I picked up an old issue of The Sun Magazine spontaneously, realizing I had never read it, and am engrossed in the advice columns from Cary Tennis’ book, Citizens of the Dream: Advice on Writing, Painting, Playing, Acting, and Being.
A jazz pianist wrote to Cary for advice on his career/life path, explaining that he’s heading for his fifties and just sneaking by on his musician’s income. He writes, “We always hear heartwarming stories of people who followed their dream and never gave up and succeeded, but what of the people who followed their dream and failed?” He says that he once thought staying true to his art was everything but that now he yearns to know the satisfaction of earning a living. He’s sick of driving many miles for crappy gigs and money and is concerned about his future.
The jazz pianist’s dilemma struck a chord with me (no pun intended). I recently took on a part time office job that is unrelated to anything I am interested in but will enable me to make a living. When I was attempting to teach yoga full- time I felt stressed and pressured. I was ‘running around’ from class to class and subbing whenever I could, but it did not add up to a full-time salary. Subbing cannot be counted on for income and even permanent classes are subject to change, so there is little stability. And god forbid I taught a class that was less than great; it sent me into a downward spiral of despair and doubt, questioning whether I was any good at teaching and if I could continue on this path at all.
Cary tells the jazz musician that when he first sat down to write to him he was at a loss; he had no words. He took some time away from the computer to clear his head but still no words came. But then he noticed a bumper sticker on a car that read “Real musicians have day jobs!” Cary writes, “it was a needed reminder: Your music does not have to support you. In fact, your music might be happier if you were supporting it.” He encourages him to find part-time work to supplement his musical career or to even change paths completely if he chooses and play his music on the side. I found this oddly comforting.

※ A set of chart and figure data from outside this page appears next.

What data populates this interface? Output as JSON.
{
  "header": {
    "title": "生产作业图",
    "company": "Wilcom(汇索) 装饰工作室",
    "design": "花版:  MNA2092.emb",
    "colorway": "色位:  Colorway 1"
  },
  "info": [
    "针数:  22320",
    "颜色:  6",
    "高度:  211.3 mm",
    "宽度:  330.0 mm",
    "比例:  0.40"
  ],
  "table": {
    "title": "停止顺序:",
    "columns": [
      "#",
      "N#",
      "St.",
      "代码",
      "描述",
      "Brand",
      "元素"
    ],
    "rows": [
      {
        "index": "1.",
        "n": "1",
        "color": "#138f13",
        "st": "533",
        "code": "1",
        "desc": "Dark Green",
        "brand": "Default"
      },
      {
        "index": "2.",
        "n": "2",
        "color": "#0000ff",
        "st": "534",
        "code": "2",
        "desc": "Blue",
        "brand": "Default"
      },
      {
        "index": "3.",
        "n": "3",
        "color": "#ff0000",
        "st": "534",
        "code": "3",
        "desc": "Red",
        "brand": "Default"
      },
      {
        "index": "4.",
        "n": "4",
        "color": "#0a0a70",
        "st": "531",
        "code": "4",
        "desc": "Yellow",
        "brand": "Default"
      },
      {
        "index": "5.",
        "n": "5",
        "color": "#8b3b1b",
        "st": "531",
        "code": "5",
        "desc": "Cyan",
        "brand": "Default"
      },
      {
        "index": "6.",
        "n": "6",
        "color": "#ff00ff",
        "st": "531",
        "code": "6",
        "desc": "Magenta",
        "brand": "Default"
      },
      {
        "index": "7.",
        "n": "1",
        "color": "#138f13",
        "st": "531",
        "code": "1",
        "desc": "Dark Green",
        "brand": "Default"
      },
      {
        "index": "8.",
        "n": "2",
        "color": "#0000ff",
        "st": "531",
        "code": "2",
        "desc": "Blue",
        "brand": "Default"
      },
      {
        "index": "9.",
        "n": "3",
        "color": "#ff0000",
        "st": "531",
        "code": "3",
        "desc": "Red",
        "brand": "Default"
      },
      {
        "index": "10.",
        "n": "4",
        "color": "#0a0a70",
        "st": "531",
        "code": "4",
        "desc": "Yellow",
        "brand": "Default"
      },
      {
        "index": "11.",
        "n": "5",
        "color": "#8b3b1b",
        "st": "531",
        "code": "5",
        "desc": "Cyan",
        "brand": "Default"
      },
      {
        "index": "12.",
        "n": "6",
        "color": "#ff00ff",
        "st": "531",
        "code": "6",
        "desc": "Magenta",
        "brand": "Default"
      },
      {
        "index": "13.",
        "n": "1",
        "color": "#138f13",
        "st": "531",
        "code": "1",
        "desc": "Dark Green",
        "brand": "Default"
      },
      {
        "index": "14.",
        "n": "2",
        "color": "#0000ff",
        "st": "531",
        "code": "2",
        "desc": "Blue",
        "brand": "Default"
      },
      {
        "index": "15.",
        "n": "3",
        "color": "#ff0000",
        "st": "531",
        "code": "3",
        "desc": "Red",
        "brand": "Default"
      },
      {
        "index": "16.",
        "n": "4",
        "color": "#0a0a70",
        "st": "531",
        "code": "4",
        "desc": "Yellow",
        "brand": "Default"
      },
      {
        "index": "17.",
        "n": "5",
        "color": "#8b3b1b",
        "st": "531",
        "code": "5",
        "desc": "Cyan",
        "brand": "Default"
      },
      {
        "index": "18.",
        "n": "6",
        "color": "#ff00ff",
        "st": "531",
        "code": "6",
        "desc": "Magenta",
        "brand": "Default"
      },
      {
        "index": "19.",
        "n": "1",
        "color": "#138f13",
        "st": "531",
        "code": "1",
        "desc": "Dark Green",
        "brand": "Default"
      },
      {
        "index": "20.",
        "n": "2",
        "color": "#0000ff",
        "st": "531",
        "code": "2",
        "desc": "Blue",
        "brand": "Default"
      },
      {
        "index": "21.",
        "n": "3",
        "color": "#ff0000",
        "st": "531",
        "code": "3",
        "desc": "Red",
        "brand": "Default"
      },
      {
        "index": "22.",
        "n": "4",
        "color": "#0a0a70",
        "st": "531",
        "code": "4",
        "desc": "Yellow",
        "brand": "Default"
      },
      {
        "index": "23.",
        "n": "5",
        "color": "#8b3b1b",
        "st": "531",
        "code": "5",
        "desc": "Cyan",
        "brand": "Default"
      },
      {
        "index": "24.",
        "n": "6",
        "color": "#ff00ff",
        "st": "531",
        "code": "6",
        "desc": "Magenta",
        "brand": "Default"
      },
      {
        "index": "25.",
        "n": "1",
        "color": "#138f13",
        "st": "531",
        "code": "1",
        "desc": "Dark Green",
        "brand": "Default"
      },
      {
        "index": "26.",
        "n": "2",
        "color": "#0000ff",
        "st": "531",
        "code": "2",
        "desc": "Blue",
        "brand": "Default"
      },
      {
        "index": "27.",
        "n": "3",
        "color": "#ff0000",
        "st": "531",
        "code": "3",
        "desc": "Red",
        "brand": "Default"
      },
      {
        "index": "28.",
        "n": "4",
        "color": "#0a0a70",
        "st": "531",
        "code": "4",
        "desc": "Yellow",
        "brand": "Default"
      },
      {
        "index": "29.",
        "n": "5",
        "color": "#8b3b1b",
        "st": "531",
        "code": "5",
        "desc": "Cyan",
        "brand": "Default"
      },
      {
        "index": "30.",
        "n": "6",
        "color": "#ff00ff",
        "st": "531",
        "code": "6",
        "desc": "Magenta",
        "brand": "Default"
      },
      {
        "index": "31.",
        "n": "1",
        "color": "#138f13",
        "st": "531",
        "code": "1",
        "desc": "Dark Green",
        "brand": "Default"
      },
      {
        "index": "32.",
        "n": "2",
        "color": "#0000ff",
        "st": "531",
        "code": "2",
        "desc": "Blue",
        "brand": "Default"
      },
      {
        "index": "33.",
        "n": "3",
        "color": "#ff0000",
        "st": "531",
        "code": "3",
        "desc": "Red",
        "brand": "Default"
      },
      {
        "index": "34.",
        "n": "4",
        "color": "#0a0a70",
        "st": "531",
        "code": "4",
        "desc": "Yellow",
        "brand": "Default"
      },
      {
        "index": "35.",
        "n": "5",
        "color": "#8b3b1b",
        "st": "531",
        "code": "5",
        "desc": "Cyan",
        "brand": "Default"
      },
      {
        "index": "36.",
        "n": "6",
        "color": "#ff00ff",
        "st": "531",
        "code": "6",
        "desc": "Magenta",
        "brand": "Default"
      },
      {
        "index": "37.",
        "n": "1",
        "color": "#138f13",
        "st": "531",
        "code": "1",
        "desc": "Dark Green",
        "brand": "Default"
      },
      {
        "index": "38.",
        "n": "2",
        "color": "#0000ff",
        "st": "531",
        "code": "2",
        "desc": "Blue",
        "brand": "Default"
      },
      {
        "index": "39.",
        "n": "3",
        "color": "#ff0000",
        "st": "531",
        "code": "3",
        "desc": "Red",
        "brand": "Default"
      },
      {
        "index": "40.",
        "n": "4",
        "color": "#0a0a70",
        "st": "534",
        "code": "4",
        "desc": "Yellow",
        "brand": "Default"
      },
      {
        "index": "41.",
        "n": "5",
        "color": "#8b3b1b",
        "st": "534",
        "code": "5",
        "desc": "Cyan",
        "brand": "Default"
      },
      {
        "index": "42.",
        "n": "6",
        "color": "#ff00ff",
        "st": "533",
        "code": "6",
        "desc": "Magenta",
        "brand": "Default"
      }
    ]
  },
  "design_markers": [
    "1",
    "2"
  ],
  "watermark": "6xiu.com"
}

The next question to Cary comes from a young woman who has had no worldly success with her writing, no tangible results to prove that her writing is worth pursuing. She wants to know when she should give up in terms of making a career of writing. Cary reminds her that writing is not only about “displaying one’s talent” but that writing is a “spiritual practice and mode of self-discovery.” He continues on to discuss the “practice,” the notion of putting in the work each day to improve one’s craft.
The universe has been sending lots of messages my way about practicing with consistency and love for the craft, and finding the grace to detach from the results. Practice is not about getting to an end point. I have been practicing every day (my writing, my yoga) and I feeling fuller, nourished, and more stable … all those things I’d been looking for when I was practicing erratically and praying I would get my big break at some point. Sure, it would be great to get the big break but what is really great is simply feeling the effects of my practice in my body, mind and soul.